Bei dem, was sich seit Wochen in den verschiedenen Landesteilen der Ukraine
abspielt, geht es um einen innerukrainischen Konflikt – angeheizt von
außerukrainischen Interessen. Die ukrainische Zivilgesellschaft und
nationalstaatliche Institutionen – von Verwaltung bis Sicherheitskräften –
sind schwach ausgeprägt. Eine Abfolge korrupter Regierungen in Kiew hat
dazu beigetragen. Die staatliche Einheit der Ukraine nach dem Ende der
Sowjetunion ist ein Kunstprodukt, dem sich kaum jemand wirklich
verpflichtet fühlt. Diese Einheit von westlicher Seite aus zum nötigenfalls
sogar militärisch aufrechtzuerhaltenden strategischen Ziel zu erklären wäre
ein nahezu absurder Fehler.
Staatliche Einheit kann es geben – mit ausgeprägtem Föderalismus, über
dessen Ausgestaltung die Ukrainer selbst zu entscheiden hätten. Die
Entscheidungsfreiheit dazu zu garantieren ist ein lohnenswertes Ziel, doch
das ist weder mit der Drohung noch dem Einsatz militärischer Mittel zu
erreichen.
Ja, um in der Diplomatie Erfolg zu haben, müssen beide Seiten – und das
heißt derzeit: EU und USA auf der einen und Russland auf der anderen Seite
als selbst ernannte Sachwalter des einen oder des anderen ukrainischen
Bevölkerungsteils – sicherstellen, auf gleicher Augenhöhe zu verhandeln.

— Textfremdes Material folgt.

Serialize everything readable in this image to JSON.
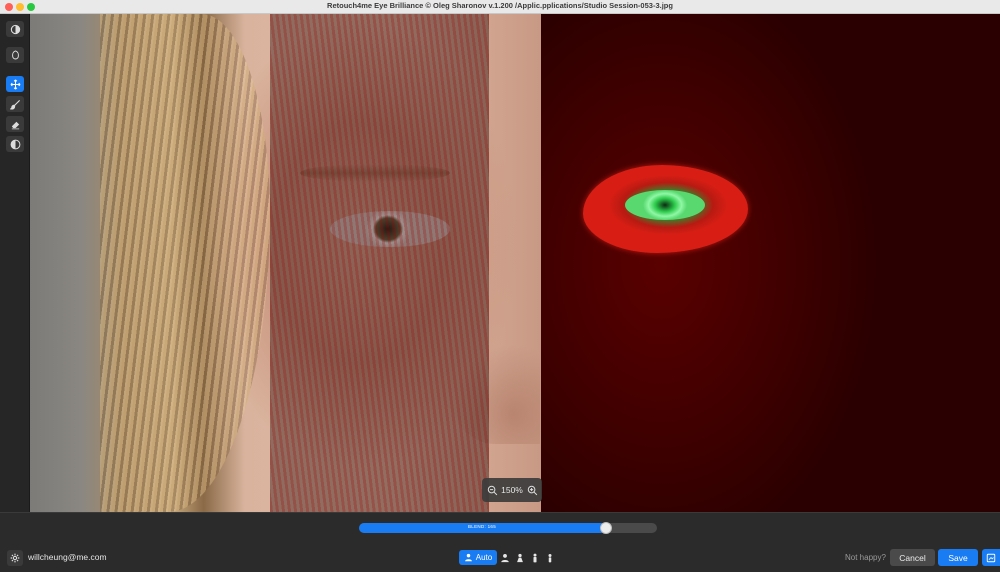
{
  "window": {
    "title": "Retouch4me Eye Brilliance © Oleg Sharonov v.1.200 /Applic.pplications/Studio Session-053-3.jpg"
  },
  "toolbar": {
    "tools": [
      {
        "name": "compare-icon",
        "active": false
      },
      {
        "name": "mask-icon",
        "active": false
      },
      {
        "name": "move-icon",
        "active": true
      },
      {
        "name": "brush-icon",
        "active": false
      },
      {
        "name": "eraser-icon",
        "active": false
      },
      {
        "name": "contrast-icon",
        "active": false
      }
    ]
  },
  "zoom": {
    "label": "150%"
  },
  "blend": {
    "label": "BLEND: 165",
    "fraction": 0.83
  },
  "footer": {
    "email": "willcheung@me.com",
    "auto_label": "Auto",
    "not_happy": "Not happy?",
    "cancel_label": "Cancel",
    "save_label": "Save"
  },
  "colors": {
    "accent": "#1a7cf2",
    "mask_red": "#d81e14",
    "mask_green": "#2ecb4c"
  }
}
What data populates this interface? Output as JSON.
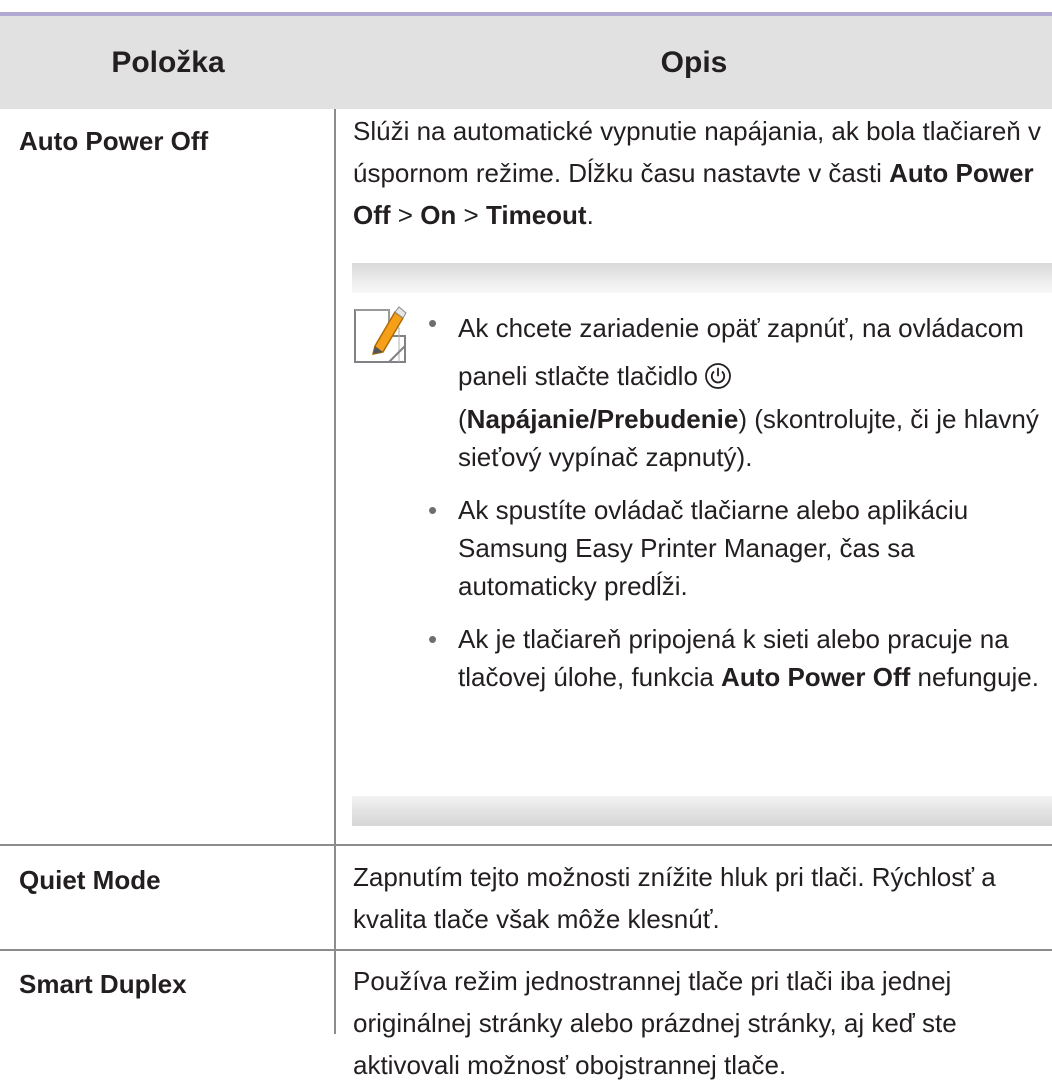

Ist die eine Seite, wie auf der Krim unter Beweis gestellt, zum zumindest
begrenzten Einsatz militärischer Gewalt bereit und die andere nicht, ergibt
sich ein Ungleichgewicht. Muss also „der Westen“ ebendiese Bereitschaft
zeigen? Muss er gar Anstrengungen unternehmen, das Russland der 2010er
Jahre so totzurüsten wie einst die USA die Sowjetunion der 1980er?
Keinesfalls.
Nicht nur, dass es ohnehin eine militärische Überlegenheit der Nato
gegenüber Russland um den Faktor 12 gibt, wenn man die Militäretats
zugrunde legt. Über eine drastische Erhöhung der Verteidigungshaushalte der
Nato würde sich die Rüstungsindustrie freuen, die Sozialsysteme würden
kollabieren, die EU-Regierungen weiter an Legitimität verlieren. Ein
strategischer Vorteil ist daraus nicht zu ziehen.
Wenn es also darum geht, die Kosten-Nutzen-Rechnung der Gegenseite ins
Gegenteil zu verkehren, sind wirtschaftliche Sanktionen effektiver. Auch
die haben ihren Preis, der gerade für die europäischen Länder nicht einfach
zu schultern ist. Aber sie können unmittelbare Auswirkungen auf genau das
haben, was Russlands Präsident Putin derzeit am meisten genießt: seine hohe
Popularität.
Wenn es stimmt, dass wir am Ende der alten beziehungsweise am Beginn einer
neuen Friedensordnung für Europa stehen, dann ist das Wichtigste:
verstehen. Der frühere US-Verteidigungsminister Robert McNamara sagt in dem
wunderbaren Dokumentarfilm „The Fog of War“, die USA hätten den
Vietnamkrieg vor allem verloren, weil sie den Vietcong niemals verstanden
hätten. Ohne Verstehen des Gegners ist kein Krieg zu gewinnen. Der Frieden
aber auch nicht. Und um den muss es gehen. Jede andere Vorstellung ist
nicht Appeasement, sondern Irrsinn.
## Waffen für den Weltfrieden? Vier Debattenbeiträge:
Chefredakteurin Ines Pohl führt in den Debattenstand ein: [1][Der Krieg in
unseren Köpfen.]
Daniel Bax zeigt auf, dass nicht Kriegslogik sondern Entspannungspolitik
Frieden schafft, die Ablehnung militärischer Muskelspiele mithin keine
Naivität, sondern Vernunft ist. [2][Der Kriegslogik entgehen!]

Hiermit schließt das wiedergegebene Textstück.